The various lawful means through which the death penalty is administered comprise hanging, lethal injection, firing squad, electrocution, gassing, and use of the guillotine (Duhaime 1). The offenses punishable via capital punishment include but are not limited to rape and other sexual crimes, murder, espionage, treason, and repeated crimes.
They are referred to as capital crimes. This form of punishment is also performed as part of military justice. The criminal provisions for the death penalty deem such individuals (convicted offenders) as a gross menace to the existence of society (Legal-explanations.com 1). The majority of countries around the world have banned the death penalty. Infoplease.com quotes Amnesty International which records that 137 countries have abolished this form of punishment. Additionally, a considerable reduction in the number of executions yearly in countries that have not banned it is evident.

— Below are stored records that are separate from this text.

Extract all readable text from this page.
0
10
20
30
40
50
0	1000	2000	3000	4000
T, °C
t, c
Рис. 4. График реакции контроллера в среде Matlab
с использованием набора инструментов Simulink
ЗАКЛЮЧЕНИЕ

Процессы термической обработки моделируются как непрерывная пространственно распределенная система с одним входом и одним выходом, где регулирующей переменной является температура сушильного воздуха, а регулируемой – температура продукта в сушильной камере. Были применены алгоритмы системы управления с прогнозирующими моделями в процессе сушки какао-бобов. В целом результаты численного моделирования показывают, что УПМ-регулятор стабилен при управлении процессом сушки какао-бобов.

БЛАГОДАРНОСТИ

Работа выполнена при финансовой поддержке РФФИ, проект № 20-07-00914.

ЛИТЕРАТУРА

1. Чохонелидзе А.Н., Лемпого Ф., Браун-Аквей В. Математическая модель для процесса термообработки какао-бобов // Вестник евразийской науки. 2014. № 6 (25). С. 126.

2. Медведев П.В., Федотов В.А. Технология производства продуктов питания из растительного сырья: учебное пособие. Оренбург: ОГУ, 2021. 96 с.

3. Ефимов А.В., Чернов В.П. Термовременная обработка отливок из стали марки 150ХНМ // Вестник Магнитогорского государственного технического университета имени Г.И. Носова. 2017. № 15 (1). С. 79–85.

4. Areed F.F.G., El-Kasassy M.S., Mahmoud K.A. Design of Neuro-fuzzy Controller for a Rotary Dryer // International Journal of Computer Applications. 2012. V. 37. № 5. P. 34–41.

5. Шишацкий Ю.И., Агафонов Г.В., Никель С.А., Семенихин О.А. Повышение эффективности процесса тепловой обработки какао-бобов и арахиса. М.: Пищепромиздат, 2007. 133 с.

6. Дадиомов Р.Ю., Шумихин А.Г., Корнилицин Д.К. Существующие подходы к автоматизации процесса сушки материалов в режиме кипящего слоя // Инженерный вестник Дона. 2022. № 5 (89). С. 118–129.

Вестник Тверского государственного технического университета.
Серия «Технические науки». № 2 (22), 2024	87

For instance, in the year 2007, twenty-four countries put 1,252 people to death, (of which eighty-eight percent took place in Saudi Arabia, China, Pakistan, Iran, and the USA alone), while in the previous year, they had executed 1,591 individuals. In 51 countries that apply the death penalty to particular crime offenders, approximately 3,350 people received the death penalty in 2006. In the year 2009, more than twenty thousand prisoners were on death row globally (Infoplease.com 1). In the view of people who support capital punishment, the threat of executions dissuades individuals from committing capital crimes, and thus it is more effective than incarceration.
While this claim is credible, numerous studies on the topic of the death penalty and deterrence in addition to the rate of capital crimes in countries that apply the death penalty yield different results – they do not support this idea. In effect, in countries that do not apply the death penalty, the rate of capital crimes is continuously lower as opposed to those countries that apply it. For instance, of the four regions of the United States, the Southern region has the highest rate of capital crimes despite the region having more than eighty percent of all executions in the United States.
Moreover, a recent study revealed that of the surveyed United States’ top criminologists, eighty-eight percent do not believe that capital punishment deters capital crimes (Lacock & Radelet 503). There is ample proof that capital crime rates and the death penalty lack correlation. A major study by the United Nations concluded that there lacks substantiation of the view that compared to life incarceration; the death penalty has a greater deterrent effect. Findings from the United States of America in addition indicate that the death penalty does not prevent capital crime.
Moreover, reports from the American Civil Liberties Union divulge that states that apply death penalty laws do not have lower rates of capital crimes than those states that do not apply them (Peikrishvili 5).